Die Herausgeber wollen in ihrem Buch "den Griechen dabei zusehen, wie sie sich selbst zusehen", wie sie dachten, handelten und planten. Das ist den beiden Historikern – aus Paris der eine, aus Cambridge der andere – mit Unterstützung von 45 weiteren Autoren aus Frankreich, Großbritannien, Italien und den USA sehr gut gelungen. Ihre neuartige Konzeption verdient höchstes Lob, ebenso wie die ausgezeichnete Arbeit der Übersetzer.
Gegliedert ist das bilderlose Buch – es gibt lediglich eine Zeittafel und zwei Übersichtskarten – in vier Kapitel. Das erste, "Philosophie", beschreibt zunächst den volkstümlichen und mythischen Hintergrund, vor dem sich philosophische Gedankengänge zu entwickeln begannen. Von diesen ersten Erkenntnisprozessen bis zur Herausbildung eines klaren wissenschaftlichen Denkens war es ein weiter Weg. Den Autoren gelingt es, in manchmal weitschweifiger, aber eindrucksvoller Darstellung die antike Sichtweise der Philosophie zu veranschaulichen, die sich erheblich von der heutigen unterscheidet.
Im zweiten Kapitel, "Politik", stehen nicht etwa die politischen Instrumente und Institutionen selbst im Vordergrund, sondern – dem Grundgedanken dieser Enzyklopädie folgend – deren Rechtfertigung und das Nachdenken über sie: die vielfältigen Aspekte politischen Handelns und Denkens etwa, oder das Spannungsfeld zwischen der erklärten Ideologie und der Praxis des staatsbürgerlichen Lebens.

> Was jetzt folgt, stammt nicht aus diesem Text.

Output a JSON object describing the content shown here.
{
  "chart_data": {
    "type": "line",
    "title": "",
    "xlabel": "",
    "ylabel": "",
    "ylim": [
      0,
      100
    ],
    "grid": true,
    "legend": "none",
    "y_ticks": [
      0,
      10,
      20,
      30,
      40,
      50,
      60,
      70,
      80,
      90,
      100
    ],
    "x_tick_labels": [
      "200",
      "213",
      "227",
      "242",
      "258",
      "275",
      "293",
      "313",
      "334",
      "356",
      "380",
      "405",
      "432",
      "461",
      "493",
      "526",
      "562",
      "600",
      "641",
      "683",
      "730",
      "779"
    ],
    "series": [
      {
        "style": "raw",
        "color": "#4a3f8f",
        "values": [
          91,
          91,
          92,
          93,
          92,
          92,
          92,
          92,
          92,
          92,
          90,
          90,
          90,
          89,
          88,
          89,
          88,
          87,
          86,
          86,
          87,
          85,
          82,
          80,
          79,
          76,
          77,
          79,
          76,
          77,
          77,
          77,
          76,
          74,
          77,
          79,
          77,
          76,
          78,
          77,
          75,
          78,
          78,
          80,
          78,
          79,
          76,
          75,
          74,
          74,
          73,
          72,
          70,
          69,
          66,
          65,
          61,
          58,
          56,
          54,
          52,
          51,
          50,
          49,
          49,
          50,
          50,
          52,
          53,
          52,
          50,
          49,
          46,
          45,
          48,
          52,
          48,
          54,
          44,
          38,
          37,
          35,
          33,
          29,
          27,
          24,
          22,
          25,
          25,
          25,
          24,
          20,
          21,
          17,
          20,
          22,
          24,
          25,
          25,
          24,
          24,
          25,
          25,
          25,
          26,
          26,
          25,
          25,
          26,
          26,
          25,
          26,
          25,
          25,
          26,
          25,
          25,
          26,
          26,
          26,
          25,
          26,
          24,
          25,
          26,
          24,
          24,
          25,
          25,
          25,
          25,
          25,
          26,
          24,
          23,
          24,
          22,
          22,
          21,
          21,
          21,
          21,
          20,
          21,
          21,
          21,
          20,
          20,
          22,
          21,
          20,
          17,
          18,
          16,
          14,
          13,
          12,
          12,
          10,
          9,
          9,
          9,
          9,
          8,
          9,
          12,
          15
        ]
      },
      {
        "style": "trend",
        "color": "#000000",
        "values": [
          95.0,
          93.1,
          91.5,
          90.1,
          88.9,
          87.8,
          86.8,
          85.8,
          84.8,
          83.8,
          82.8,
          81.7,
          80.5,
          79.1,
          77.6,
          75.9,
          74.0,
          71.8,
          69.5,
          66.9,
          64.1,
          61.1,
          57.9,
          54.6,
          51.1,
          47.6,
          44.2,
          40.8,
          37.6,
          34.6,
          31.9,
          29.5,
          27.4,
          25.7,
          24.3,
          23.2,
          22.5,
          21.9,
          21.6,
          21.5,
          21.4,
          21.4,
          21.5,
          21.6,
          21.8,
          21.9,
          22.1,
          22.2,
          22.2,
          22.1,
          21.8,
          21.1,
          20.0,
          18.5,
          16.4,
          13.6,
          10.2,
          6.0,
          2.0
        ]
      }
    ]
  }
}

Das dritte Kapitel, "Forschung und Wissenschaft", beginnt mit einer zusammenfassenden Darstellung der institutionellen und begrifflichen Vo-raussetzungen für einen – auch nach modernen Kriterien – wissenschaftlich fundierten Erkenntnisgewinn. Es folgen 15 Artikel über einzelne Wissensgebiete, von "Astronomie" über "Harmonik", "Logik", "Physik" und "Poetik" bis hin zur "Theorie der Sprache".
Ebenfalls alphabetisch, wie in Enzyklopädien üblich, sind die "Denker und geistigen Strömungen" des Schlusskapitels sortiert. Die Auswahl der Gelehrten und Denkschulen wirkt etwas eigenwillig. Doch Querverweise am Ende jeder Einzeldarstellung und ein ausführliches Namen- und Sachregister am Ende des Buches verweisen auch auf Forscher und Werke, denen kein eigener Beitrag gewidmet ist.

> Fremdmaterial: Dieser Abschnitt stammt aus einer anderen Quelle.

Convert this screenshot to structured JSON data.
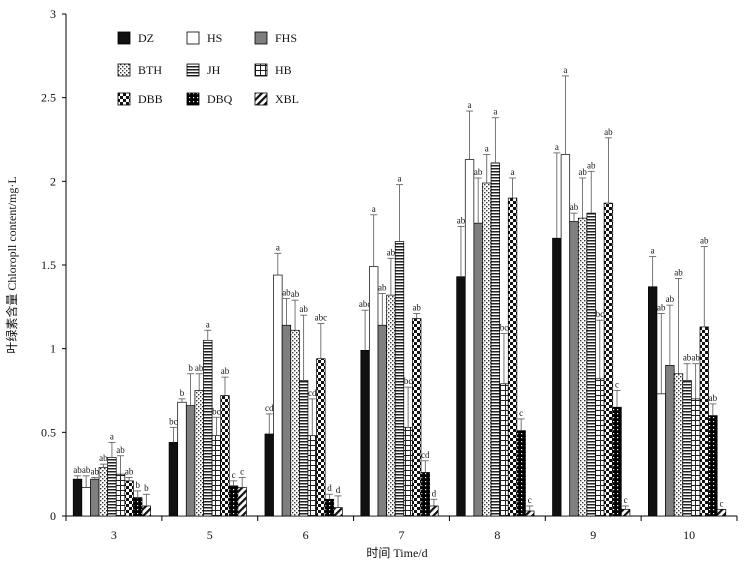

Für wen eignet sich nun diese Enzyklopädie? Für den schnellen Leser gewiss nicht. Wer aber bereit ist, die neuartige Herangehensweise der Autoren zu akzeptieren und immer wieder im Buch zu schmökern, dem wird sich ein ungewohntes und vielfältiges Bild des griechischen Wissens erschließen.